We present a track-finding algorithm for the Belle II experiment that specifically targets so-called kinks: signatures of charged particles decaying or scattering in-flight in the detector material, resulting in a sudden and significant change of the particle's flight direction. Our benchmark studies of this Kink Finder show that the reconstruction efficiency for such signatures is about 40%, compared to a value of around 11% for the standard Belle II track-finding algorithm.
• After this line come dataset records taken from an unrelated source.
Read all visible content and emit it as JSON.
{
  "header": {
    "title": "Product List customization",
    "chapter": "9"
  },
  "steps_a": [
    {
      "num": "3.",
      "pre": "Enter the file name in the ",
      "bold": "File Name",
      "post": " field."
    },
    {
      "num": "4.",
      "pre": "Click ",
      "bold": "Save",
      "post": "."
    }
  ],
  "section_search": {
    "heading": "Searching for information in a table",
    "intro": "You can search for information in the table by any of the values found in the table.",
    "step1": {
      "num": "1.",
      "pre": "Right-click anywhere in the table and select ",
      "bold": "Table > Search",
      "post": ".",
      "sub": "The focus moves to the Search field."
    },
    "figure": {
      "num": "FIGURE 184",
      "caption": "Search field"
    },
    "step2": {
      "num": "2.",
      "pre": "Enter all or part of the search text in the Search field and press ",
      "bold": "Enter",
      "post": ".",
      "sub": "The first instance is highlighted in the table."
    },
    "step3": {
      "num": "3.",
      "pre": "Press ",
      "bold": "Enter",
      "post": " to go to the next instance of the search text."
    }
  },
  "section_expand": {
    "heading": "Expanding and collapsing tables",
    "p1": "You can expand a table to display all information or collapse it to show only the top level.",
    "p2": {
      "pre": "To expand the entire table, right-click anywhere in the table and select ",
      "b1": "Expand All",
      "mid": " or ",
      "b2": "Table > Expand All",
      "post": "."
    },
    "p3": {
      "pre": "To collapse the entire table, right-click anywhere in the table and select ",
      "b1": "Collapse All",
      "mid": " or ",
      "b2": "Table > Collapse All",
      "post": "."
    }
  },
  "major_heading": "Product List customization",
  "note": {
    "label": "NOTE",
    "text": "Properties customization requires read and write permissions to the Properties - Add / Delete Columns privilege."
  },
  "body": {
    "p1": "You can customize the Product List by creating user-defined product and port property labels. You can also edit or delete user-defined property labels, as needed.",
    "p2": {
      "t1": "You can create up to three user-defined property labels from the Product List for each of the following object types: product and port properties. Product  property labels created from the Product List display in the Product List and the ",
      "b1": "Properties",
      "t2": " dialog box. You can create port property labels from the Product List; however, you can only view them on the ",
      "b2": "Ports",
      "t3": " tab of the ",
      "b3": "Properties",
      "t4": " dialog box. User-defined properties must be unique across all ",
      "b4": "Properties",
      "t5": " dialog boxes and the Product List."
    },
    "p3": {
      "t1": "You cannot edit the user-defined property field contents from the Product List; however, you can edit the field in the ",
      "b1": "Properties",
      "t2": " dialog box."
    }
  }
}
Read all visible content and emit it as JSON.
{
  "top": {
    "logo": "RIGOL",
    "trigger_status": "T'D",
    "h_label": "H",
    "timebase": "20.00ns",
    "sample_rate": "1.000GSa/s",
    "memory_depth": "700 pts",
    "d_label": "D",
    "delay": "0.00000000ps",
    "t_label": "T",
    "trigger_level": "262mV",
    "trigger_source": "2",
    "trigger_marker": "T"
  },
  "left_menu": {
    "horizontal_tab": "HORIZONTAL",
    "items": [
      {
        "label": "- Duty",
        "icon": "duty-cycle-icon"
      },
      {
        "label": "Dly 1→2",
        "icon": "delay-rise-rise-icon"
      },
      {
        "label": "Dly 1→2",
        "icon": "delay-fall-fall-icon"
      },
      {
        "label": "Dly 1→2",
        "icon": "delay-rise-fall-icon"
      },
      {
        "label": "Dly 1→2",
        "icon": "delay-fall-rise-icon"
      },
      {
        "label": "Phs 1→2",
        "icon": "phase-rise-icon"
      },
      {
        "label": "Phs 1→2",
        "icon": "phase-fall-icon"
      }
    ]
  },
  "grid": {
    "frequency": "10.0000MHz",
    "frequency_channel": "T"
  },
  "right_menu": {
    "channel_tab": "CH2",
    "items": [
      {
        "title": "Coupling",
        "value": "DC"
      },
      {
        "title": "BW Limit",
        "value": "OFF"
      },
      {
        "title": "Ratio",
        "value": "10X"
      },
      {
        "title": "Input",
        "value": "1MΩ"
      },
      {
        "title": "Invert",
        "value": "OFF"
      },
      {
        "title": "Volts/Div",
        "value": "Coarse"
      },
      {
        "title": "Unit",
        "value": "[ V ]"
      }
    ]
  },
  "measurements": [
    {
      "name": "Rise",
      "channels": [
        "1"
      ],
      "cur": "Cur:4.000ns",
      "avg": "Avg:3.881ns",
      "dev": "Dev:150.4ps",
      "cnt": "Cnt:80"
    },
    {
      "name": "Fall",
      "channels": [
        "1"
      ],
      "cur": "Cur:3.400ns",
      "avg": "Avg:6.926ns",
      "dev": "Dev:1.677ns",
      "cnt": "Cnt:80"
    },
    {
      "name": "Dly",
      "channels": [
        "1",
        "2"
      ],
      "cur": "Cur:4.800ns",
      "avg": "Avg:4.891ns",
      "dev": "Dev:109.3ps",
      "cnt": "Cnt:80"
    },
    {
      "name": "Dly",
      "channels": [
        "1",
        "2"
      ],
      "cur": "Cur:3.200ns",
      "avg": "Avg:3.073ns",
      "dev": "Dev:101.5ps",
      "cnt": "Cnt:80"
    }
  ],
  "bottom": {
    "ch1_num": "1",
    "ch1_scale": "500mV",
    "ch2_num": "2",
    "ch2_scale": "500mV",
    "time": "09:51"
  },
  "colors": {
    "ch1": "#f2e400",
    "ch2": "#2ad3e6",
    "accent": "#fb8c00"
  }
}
Our studies also show that the Kink Finder significantly improves the resolution of the secondary track parameters, suppresses the number of cloned tracks, and reduces the PID misidentification rates for kaon and pions.

Figures (6)

• Figure 1: CDC event display of three MC simulated events with kinks (a)--(c). Blue and red hits represent reconstructed mother and daughter tracks from the kink, respectively. All remaining hits in the CDC are yellow.
• Figure 2: Resolution of the $r$- and $z$-components of the vertex position. Panel (a, b) are obtained with the $\tau^-\rightarrow\xspace K^-\nu_\tau$ sample and panel (c, d) with the $\tau^-\rightarrow\xspace \pi^-\nu_\tau$ sample.
• Figure 3: Resolution of the daughter momentum in the laboratory frame for transverse component (a) and $z$-component (b); distribution (c) and resolution (d) of the daughter momentum in the mother rest frame. The plots are obtained with the $\tau^-\rightarrow\xspace K^-\nu_\tau$ sample. The two peaks in (c) correspond to the $K^-\rightarrow\xspace\pi^-\pi^0$ (left) and $K^-\rightarrow\xspace\mu^-\bar{\nu}_\mu$ (right) decays.
• Figure 4: Resolution of the daughter momentum in the laboratory frame for transverse component (a) and $z$-component (b); distribution (c) and resolution (d) of the daughter momentum in the mother rest frame. The plots are obtained with the $\tau^-\rightarrow\xspace \pi^-\nu_\tau$ sample.
• Figure 5: Daughter particle momentum in the mother rest frame with muon and pion mass hypotheses (a) and pion and kaon mass hypotheses (b). The various sources of kinks in $B\bar{B}$ sample are shown as stacked histograms.